В тапочках она казалась не такой высокой, как в своём кабинете.
- Кроме того, Стивен не любит женщин. Он их трахает, но они ему не очень-то нравятся. А особенно он не любит лесбиянок.
- И вы решили, что эта работа должна принадлежать вам по праву, так что вам пришлось избавиться от него, прежде чем он успел бы принять то, что вы считаете плохим решением? Вас собирались обойти стороной после того, как вы так усердно работали и так досконально изучили весь бизнес. Даже инженерное дело и электронику. Полагаю, именно там вы научились приводить в действие заряд динамита при помощи дистанционного управления.
Я наклонился и взял пульт дистанционного управления от телевизора Дженнифер.
- Это орудие убийства или вы использовали собственное?
- У тебя прекрасное воображение, Саксон. - сказала Санда. - Если бы ты не был таким придурком, я бы подыскала бы тебе место в нашем отделе сценариев.
- Не думаю, чтобы это было бы так. Вы бы не захотели, чтобы я оказался где-то рядом с каналом.
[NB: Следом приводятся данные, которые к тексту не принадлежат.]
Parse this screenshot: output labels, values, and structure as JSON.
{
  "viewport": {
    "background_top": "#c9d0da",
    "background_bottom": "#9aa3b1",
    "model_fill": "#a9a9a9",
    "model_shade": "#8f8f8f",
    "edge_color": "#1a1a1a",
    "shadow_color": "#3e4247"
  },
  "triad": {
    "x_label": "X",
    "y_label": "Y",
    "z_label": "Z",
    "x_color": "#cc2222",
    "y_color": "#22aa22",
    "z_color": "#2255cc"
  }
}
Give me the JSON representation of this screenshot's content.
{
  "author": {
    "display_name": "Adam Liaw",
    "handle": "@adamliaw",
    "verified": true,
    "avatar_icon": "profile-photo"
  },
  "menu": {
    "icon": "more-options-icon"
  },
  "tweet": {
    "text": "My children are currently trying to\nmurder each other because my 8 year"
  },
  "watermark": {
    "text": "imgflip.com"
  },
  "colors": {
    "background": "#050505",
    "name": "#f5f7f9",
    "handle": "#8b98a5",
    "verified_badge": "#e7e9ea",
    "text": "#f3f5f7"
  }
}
Вы по-прежнему надеялись, что все сочтут это убийством в среде гомосексуалистов, и полагали, что Стью Уилсон, человек вспыльчивого характера, отпугнет меня, пригрозив занесением в черный список. Вы не очень-то хорошо делаете свою домашнюю работу, Санда, иначе бы знали, что актерство для меня не более чем хобби, на протяжении многих лет, и мне наплевать, буду ли я когда-нибудь снова сниматься. И у меня был Брэндон, для моей защиты.
- Но потом я сказал Дженнифер, что сузил круг подозреваемых настолько, что понял - главной целью был Брэндон. К сожалению, за руль моей машины сел другой — к несчастью для него, бедняги, и к несчастью для вас. Потому что теперь я знал, что убийца понимает: я близок к разгадке, и единственный, кто мог знать об этом - это малышка Дженнифер, потому что я был достаточно глуп, и, решив, что она напугана, я сказал ей, чтобы она не волновалась.
Санда затушила сигарету в пепельнице. Марка и оттенок помады совпадали с остальными окурками.
- Это все твои домыслы.
- Я бы сказал, что это довольно правдоподобная гипотеза.
- Ты высокомерный ублюдок!
Она подошла к дальнему столику и достала из ящика новую пачку сигарет, сделав вид, что открывает пачку и выбивает сигарету.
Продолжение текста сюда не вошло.